Et le journal ajoutait :

« Les derniers renseignements portent à croire que la comtesse de Cagliostro était une aventurière bien connue sous le nom de la Pellegrini, et qui portait aussi à l’occasion le nom de Balsamo. Traquée par la police qui a failli deux ou trois fois la capturer dans des localités du pays de Caux où elle opérait en ces derniers temps, elle aura résolu de passer à l’étranger, et c’est ainsi qu’elle aura péri avec tous ses complices dans le naufrage de son yacht, le Ver-Luisant.

» Nous mentionnerons, en outre, sous toutes réserves, un bruit d’après lequel il y aurait corrélation étroite entre certaines aventures de la comtesse de Cagliostro et le drame mystérieux du Mesnil-sous-Jumièges. On parle de trésor déterré et volé, de conspiration, de documents séculaires.

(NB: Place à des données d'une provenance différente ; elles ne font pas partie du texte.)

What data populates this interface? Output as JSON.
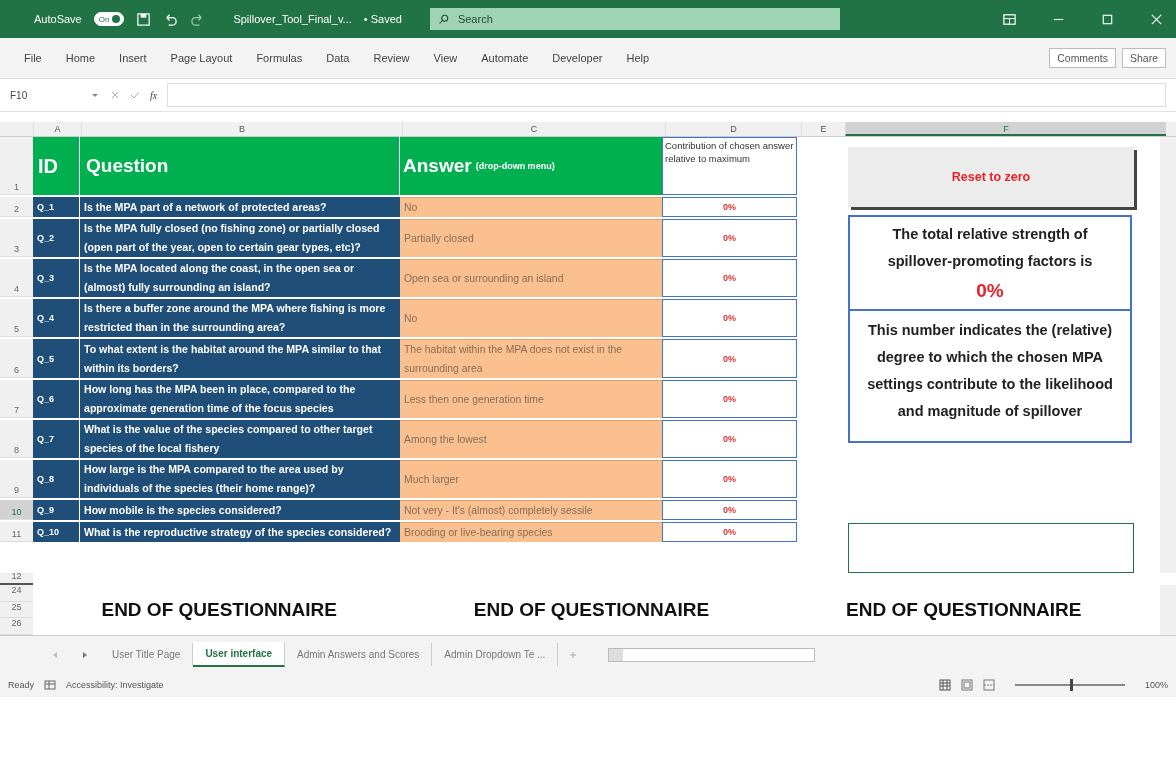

» Mais ici nous entrons dans le domaine de la fable. Arrêtons-nous et laissons la justice éclaircir cette affaire. »

L’après-midi du jour où ces lignes paraissaient, c’est-à-dire exactement soixante heures après le drame du Mesnil-sous-Jumièges, Raoul entrait dans le bureau du baron Godefroy, à la Haie d’Étigues, dans ce même bureau où, quatre mois auparavant, une nuit, il avait pénétré. Que de chemin parcouru depuis et de combien d’années l’adolescent qu’il était alors avait vieilli !

Devant un guéridon, les deux cousins fumaient et buvaient de grands verres de cognac.

Sans préambule, Raoul expliqua :

— Je viens réclamer la main de Mlle d’Étigues et je suppose…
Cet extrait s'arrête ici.